La stratégie de sinisation des marches occidentales de la Chine par une chape de contrôles et de répressions qui isolent le Xinjiang du reste du pays, assortie de vastes projets de développement que les Ouïghours accusent d’avoir jusqu’à présent largement profité aux Han, le tout appuyé par une immigration massive des Chinois de souche, pourrait avoir atteint ses limites.

Un alourdissement des contrôles, de l’isolation de la province et des répressions qui semble pour l’instant l’unique réponse du pouvoir à l’aggravation de la situation, risque d’endommager l’image de puissance douce que la Chine souhaite se donner et d’affaiblir son influence en Asie centrale où les populations sont culturellement proches de celles du Xinjiang.

Pourtant les critiques internes provenant des intellectuels du régime et de ses centres de recherche n’ont pas manqué de stigmatiser les risques des crispations sécuritaires univoques. Hu Yaobang lui-même, limogé en 1987 avait mis en garde contre la tentation obsessionnelle de siniser les culturelles allogènes du Xinjiang et du Tibet et préconisé les respect des religions et un arrêt de l’immigration massive des Han.

Surtout, les actions répressives indiscriminées et sans nuance qui assimilent la moindre critique à une menace terroriste au point d’avoir mis sous les verrous le professeur d’économie d’origine ouïghour Ilham Tohti, nourrissent la radicalisation djihadiste et attisent le danger majeur d’une contagion terroriste vers l’Est de la Chine où les cibles sont bien plus difficiles à défendre. Certes le caractère artisanal des bombes et le schéma des attaques au couteau laissent penser qu’on n’a pas encore atteint le stade de la guerre totale.

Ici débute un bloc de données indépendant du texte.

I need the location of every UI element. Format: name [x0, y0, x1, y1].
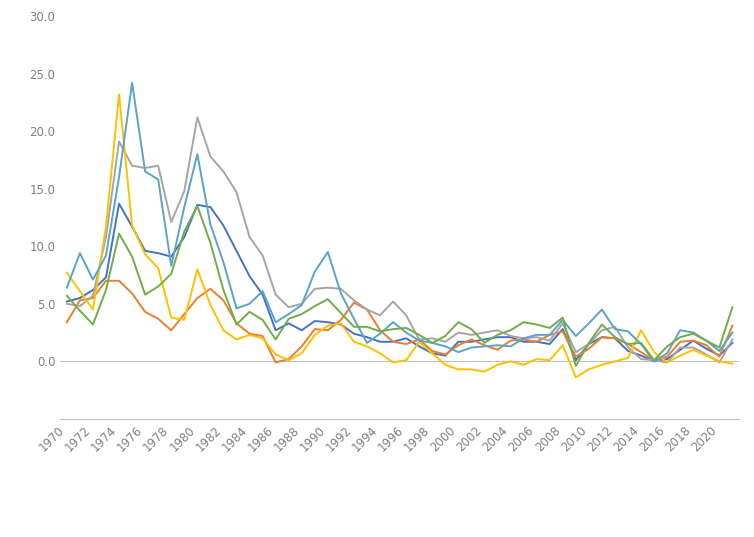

La Maison Blanche qui ne rate pas une occasion de critiquer les modes développement chinois au Xinjiang, est, par la voix de son porte-parole, allé jusqu’à douter de la réalité de la menace islamiste. D’autant plus irrité qu’après le 11 septembre il avait officiellement soutenu les États-Unis (contrairement aux critiques des réseaux sociaux qui s’étaient répandus en messages vengeurs anti-américains), en s’associant à la guerre contre le terrorisme de Georges Bush, le Bureau Politique prend, quant à lui, la menace au sérieux puisqu’il vient de décider d’armer les policiers de Shanghai et de Pékin et d’y augmenter la présence de groupes spécialisés anti-terroristes.

Au passage le porte parole du Waijiaobu a répondu à la Maison Blanche et espéré que « chacun reconnaîtra les objectifs des groupes terroristes et soutiendra la volonté du gouvernement chinois de réprimer leurs violences pour préserver la sécurité du peuple et de la société ».

Photo : Les drapeaux pakistanais et chinois emmêlés figurent les relations complexes entre Islamabad et Pékin, pourtant étroitement alliés. A plusieurs reprises des dirigeants radicaux islamistes réfugiés dans les zones tribales pakistanaises ont durement condamné Pékin pour le traitement que la Chine réserve aux Musulmans du Xinjiang et appelé à la guerre sainte.